The BRD hospital is a tertiary level public health facility. It is said to be the only facility with wherewithal to treat encephalitis within a 300 km stretch. Given all this one would have expected the highest levels of emergency preparedness and response. Instead, so many defenceless children had to die. Why?
Because a concern about healthcare does not bring active public endorsement, the way investment in infrastructure does. If a handful of hospital deaths are treated as normal, the administration becomes careless.
No chief minister or health minister, least of all in a state the size of UP, can possibly keep track of trends, warning signals, shortages of manpower, equipment; which is why they must administer by exception. This calls for data management to take stock of warning signals and to respond to those.
The emergency services at BRD were une- quipped to handle the crises. If they succumbed because of mismanagement of oxygen supply, it was atrocious; and, if it was because of delayed payments, it cannot be dismissed by holding one or two responsible.
Why weren’t there checklists for oxygen supply as a top commodity in a hospital’s inventory? A medical college hospital should have performed better — not worse.
Indeed it is paradoxical that the prices of tomatoes or onions can bring governments to their knees but not so the deaths of defenceless children. A lesson will only be learnt if the chief minister shows zero tolerance for needless mortality in government hospitals. He must direct district hospitals and medical colleges to publish monthly data on in-patient admissions and look at monthly reports of mortality trends by hospital-related causes and share this data publicly.
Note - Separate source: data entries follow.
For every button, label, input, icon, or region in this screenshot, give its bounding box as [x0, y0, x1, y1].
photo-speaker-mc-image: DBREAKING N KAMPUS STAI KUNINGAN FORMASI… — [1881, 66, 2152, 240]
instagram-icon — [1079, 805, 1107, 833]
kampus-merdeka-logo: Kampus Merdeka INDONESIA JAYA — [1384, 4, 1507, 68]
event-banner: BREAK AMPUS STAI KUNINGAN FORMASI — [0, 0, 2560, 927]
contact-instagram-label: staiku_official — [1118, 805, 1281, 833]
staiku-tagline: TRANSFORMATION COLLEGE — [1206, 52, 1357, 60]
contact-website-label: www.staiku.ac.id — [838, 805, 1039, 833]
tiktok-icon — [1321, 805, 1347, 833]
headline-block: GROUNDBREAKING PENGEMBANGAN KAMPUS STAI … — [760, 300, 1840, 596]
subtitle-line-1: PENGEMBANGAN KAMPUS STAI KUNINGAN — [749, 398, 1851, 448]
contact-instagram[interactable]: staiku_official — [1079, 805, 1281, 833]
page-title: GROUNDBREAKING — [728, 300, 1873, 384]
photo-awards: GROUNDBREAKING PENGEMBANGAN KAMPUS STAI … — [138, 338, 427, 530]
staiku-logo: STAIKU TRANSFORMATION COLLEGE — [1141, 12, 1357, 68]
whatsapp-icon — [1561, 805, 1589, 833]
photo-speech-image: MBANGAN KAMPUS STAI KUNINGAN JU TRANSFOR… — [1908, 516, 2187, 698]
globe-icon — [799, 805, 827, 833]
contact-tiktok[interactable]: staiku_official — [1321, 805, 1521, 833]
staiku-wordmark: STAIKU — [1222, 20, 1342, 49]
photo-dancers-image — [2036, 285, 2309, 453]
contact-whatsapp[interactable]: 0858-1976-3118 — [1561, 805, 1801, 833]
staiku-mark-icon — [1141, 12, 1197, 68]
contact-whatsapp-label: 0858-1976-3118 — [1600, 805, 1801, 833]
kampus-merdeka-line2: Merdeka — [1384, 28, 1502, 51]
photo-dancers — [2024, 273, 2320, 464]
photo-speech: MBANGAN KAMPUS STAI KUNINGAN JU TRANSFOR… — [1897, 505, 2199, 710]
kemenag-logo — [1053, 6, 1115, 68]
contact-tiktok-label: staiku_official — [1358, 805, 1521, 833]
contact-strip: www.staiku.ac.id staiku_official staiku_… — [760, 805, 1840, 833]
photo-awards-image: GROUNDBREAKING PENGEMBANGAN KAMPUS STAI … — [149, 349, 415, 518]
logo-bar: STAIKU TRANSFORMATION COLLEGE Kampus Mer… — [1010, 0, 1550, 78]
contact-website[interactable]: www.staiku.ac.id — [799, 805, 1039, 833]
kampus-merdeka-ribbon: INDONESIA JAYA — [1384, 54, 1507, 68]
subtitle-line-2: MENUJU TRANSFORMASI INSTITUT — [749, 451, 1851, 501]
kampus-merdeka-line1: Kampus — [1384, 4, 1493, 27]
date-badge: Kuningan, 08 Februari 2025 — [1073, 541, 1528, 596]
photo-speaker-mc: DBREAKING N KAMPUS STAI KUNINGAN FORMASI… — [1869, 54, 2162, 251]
Only systemic changes will work; but for that continuous data collection and medical audits are a must.
This Independence Day one would like to hear the PM and all CM’s commit themselves to giving top priority to public health and hospital management. Through a commitment that hospital data of mortality would be declared by all district hospitals and uploaded every month along with the outcome of reviews conducted by third party peer review committees. If the CM shows no lenience towards medical or administrative apathy by simply glancing through the exception reports and peer reviews of hospital deaths, things could still change dramatically.